Obama had falsely claimed that his deal would force Iran to “keep its level of uranium enrichment at 3.67% — significantly below the enrichment level needed to create a bomb.”

The 3.67% was an Obama bait-and-switch.

“This would be a serious mistake because reactor grade uranium (3-5% enriched) can be quickly enriched to weapons grade,” Fred Fleitz, vice chair of the America First Policy Institute, warned, showing that 3.5% could go to 90% in only months. “Given Iran’s secret nuclear weapons research, Iran cannot be trusted to do ANY uranium enrichment.”

Witkoff has since reversed course and stated that Iran must stop and eliminate enrichment.

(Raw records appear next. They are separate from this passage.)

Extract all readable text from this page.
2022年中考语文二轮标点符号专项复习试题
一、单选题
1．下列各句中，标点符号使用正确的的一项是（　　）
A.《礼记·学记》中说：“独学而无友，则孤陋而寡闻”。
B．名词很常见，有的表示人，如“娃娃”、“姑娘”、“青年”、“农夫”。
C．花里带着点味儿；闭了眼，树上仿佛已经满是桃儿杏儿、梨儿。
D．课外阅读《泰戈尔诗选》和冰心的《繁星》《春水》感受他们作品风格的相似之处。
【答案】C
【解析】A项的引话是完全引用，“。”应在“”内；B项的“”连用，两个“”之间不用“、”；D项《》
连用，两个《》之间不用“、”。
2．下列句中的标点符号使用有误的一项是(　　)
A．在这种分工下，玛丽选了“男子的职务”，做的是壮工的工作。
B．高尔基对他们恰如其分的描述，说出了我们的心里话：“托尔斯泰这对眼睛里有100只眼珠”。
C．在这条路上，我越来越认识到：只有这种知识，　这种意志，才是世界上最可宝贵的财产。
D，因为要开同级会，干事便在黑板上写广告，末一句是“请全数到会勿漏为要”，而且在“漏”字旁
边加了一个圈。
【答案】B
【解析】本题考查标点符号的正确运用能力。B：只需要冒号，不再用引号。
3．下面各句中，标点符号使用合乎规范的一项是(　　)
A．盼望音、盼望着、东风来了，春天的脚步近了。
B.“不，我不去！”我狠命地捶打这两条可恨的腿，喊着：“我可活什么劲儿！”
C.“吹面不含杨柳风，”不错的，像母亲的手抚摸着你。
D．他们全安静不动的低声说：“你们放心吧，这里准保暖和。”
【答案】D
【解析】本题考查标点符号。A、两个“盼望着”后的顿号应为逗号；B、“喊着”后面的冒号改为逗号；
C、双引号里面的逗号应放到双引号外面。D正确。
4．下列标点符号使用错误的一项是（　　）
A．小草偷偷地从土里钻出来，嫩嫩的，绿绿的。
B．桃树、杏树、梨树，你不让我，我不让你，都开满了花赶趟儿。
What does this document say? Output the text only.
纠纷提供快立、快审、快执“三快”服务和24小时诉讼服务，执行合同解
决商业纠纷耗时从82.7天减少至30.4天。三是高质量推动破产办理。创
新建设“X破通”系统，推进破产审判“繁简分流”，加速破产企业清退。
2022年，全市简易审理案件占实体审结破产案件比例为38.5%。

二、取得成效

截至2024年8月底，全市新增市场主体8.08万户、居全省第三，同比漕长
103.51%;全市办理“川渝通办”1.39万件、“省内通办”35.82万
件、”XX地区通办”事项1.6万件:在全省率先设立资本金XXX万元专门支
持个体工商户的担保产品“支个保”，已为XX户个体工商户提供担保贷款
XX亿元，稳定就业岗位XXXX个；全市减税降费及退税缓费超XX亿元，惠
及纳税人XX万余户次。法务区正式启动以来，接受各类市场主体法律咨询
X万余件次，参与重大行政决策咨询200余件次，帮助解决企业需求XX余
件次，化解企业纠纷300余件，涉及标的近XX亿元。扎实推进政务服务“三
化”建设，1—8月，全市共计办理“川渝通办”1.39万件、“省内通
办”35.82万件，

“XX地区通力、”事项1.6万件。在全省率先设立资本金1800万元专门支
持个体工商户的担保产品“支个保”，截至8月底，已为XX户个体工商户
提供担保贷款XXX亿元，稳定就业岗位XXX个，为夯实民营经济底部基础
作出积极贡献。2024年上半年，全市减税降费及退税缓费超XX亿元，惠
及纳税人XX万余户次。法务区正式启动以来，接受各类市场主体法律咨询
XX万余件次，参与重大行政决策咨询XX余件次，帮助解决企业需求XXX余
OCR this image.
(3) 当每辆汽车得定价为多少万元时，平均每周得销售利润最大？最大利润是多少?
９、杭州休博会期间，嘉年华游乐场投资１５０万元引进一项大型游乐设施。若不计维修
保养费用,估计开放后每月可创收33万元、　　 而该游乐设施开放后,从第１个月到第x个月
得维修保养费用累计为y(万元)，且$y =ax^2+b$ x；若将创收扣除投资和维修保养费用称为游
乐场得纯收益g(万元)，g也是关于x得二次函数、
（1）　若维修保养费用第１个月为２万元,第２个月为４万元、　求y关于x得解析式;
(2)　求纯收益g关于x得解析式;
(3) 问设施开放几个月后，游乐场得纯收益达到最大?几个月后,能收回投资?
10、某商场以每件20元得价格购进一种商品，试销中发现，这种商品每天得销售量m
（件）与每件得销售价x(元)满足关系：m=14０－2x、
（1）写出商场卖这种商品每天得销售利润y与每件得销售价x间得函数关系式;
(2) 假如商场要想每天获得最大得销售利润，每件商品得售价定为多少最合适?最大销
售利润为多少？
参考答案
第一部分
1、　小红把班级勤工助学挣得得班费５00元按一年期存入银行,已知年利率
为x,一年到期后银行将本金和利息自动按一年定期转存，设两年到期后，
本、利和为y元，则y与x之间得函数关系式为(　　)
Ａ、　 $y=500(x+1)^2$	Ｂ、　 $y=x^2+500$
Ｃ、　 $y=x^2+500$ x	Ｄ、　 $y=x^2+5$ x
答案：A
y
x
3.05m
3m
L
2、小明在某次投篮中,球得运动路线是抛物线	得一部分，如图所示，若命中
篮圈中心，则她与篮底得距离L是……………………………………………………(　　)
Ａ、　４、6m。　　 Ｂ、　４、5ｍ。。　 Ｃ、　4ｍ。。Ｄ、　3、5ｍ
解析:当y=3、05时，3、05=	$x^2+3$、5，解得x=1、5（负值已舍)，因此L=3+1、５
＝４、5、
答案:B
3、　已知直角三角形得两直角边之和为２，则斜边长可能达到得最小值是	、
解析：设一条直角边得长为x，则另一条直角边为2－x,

But the 3.67% number was revealing of where Witkoff gets his ideas. The enrichment cap and the talk of verification on enrichment were xeroxed right from Obama, Biden and the EU.

In 2023, Brett McGurk, Witkoff’s pal, had been dispatched by the Biden administration to offer Iran sanctions relief in exchange for freezing some of its nuclear enrichment.

It may not be a new idea, but Witkoff’s defenders are the only ones who accuse him of having new ideas. The Obama and Biden pros recognize that Witkoff is following in their footsteps.

Whatever Witkoff’s agendas are, he’s in over his head, and he outsourced his negotiations to everyone from the Biden team to the Islamic terror state of Qatar with whom he’s done business and whose terrorist leaders he has repeatedly praised. Knowing nothing about the Middle East hasn’t given him a fresh perspective: it just made him an easy dupe for everyone who does.

“I thought we had a deal — an acceptable deal. I even thought we had an approval from Hamas,” Witkoff had told FOX News. “Maybe that’s just me getting duped.”

It’s an honest admission. Witkoff’s defenders who pretend that he’s a genius shaking up diplomacy by appeasing Islamic terrorist states could at least try to be as honest as him.